MY DEAR C. R.,
Somehow or other I need your letter to feel that all is well with
you. My position is this. My body and mind are living in a world by
which I remain unaffected, but in which I am being tried. My soul
is living in a world physically away from me and yet a world by which
I am and want to be affected. You are a part of that world and perhaps
the nearest to me. My innermost being wants your approbation of what
I am doing and thinking. I may not always succeed in getting it, but
it craves for your verdict.
Now you understand exactly why I want to hear from you apart from
many other reasons. You must let me have if it is only a postcard
every week.
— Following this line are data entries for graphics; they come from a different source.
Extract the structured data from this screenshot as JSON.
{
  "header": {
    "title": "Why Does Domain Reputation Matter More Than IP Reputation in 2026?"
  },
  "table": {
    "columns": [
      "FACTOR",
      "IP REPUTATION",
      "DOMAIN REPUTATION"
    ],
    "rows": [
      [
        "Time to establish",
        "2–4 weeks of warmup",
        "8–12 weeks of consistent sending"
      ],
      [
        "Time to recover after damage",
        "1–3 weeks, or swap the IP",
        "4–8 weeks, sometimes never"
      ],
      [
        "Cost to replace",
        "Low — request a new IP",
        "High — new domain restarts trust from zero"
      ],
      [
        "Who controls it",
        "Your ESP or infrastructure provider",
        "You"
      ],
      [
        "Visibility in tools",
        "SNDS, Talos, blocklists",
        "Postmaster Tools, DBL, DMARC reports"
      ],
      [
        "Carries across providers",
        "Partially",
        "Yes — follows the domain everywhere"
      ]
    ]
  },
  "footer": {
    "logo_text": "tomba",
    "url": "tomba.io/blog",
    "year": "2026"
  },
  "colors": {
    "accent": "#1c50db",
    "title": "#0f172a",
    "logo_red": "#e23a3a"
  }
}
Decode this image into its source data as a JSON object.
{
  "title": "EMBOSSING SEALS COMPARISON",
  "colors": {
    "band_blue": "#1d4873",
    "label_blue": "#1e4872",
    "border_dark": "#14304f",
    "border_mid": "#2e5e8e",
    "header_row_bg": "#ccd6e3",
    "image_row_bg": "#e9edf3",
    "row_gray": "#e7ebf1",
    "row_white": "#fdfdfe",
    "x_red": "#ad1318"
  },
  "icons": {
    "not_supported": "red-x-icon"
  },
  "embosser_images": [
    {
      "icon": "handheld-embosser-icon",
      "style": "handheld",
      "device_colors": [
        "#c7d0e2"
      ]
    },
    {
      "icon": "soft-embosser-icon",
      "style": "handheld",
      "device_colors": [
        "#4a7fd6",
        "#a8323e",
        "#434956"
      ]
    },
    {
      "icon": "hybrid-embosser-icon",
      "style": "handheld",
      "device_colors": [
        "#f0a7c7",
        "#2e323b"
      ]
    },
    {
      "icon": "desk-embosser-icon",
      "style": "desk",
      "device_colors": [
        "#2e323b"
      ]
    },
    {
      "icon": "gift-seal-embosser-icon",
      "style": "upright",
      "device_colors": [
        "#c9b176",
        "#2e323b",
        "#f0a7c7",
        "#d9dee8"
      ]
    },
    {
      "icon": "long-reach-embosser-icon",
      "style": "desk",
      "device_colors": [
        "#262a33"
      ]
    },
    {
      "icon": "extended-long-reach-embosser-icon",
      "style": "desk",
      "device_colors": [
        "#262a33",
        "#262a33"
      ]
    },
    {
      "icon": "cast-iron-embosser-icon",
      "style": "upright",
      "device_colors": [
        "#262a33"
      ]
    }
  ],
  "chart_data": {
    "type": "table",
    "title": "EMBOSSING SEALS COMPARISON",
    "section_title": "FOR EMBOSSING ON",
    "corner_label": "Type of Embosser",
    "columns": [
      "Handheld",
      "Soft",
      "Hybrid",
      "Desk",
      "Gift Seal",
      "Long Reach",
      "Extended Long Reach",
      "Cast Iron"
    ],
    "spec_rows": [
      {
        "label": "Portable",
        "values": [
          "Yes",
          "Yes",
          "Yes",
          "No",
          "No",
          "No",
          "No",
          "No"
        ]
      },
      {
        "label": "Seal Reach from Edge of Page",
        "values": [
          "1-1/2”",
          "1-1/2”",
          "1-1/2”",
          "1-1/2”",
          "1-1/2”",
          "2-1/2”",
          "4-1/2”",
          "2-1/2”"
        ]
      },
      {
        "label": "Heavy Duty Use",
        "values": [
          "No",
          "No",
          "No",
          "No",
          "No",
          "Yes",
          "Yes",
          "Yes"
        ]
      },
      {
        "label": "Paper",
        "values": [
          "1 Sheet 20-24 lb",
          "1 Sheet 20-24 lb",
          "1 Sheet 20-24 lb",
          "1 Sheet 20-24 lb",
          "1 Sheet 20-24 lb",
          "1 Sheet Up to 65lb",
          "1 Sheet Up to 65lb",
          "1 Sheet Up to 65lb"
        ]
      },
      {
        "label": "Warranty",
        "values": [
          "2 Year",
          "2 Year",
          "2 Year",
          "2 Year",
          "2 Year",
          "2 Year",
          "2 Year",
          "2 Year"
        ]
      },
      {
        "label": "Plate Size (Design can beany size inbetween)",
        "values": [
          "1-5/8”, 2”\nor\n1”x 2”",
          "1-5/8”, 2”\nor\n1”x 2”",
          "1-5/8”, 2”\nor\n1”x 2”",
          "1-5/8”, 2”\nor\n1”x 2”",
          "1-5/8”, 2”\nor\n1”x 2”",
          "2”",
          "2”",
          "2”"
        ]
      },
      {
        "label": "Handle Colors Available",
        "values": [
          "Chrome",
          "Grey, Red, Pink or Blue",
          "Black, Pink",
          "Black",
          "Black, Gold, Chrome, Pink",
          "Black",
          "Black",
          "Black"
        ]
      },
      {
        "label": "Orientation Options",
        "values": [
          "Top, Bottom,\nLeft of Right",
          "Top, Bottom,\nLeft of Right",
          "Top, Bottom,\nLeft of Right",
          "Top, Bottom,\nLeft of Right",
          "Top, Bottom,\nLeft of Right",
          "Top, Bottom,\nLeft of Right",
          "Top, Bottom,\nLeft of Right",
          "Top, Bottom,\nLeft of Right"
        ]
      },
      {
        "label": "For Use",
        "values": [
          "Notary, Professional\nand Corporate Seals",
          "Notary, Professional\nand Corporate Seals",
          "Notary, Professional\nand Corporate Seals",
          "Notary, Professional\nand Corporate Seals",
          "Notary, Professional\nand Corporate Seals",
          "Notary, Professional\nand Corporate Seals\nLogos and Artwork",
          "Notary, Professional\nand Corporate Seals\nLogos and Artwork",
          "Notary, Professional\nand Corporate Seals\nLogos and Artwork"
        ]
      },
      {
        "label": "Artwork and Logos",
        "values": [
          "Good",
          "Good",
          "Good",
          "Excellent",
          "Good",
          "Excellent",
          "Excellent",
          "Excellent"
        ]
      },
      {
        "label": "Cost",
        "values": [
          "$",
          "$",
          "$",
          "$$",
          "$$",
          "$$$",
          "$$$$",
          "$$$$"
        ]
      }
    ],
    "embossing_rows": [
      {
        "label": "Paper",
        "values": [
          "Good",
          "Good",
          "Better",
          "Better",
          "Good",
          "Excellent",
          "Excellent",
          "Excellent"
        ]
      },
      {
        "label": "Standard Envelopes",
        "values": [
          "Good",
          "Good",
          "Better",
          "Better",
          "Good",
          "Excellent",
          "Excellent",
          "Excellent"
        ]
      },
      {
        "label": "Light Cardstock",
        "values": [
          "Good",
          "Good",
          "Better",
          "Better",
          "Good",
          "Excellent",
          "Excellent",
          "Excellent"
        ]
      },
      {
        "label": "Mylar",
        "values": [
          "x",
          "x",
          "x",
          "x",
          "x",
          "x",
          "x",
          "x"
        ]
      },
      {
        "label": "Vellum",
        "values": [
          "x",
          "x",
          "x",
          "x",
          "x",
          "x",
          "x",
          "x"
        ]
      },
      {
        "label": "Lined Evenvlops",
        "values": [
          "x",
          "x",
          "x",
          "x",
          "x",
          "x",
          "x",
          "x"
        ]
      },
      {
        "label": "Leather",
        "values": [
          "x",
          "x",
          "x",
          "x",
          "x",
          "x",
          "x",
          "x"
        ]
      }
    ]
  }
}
Mahadev, Devdas, Pyarelal1 should keep you posted with
what is going on.
And you must keep well.
Your sadhana2 is the development of the place where you are and a
scientific test of our theory of the value of hand-spinning. Even
if it proves untrue in the end, neither we nor the world will have
lost anything, for I know that we are true in the sense that we have
full faith in the programme and, if it is intrinsically not immoral,
our theory can be claimed to be true, when a fairly large number of
villages sustain hand-spinning and Khadi without protection as the
whole of India sustain home cookery without protection. Surely this
is a long introduction to what I want to say. Here is Pitt's letter
and the letters from Kelappan. I am simply saying that we must keep
nominally a Satyagrahi at the Eastern gate unless the local men think
otherwise. But you may come to other conclusion. You should write
to Kelappan. He seems to be a nice, useful man.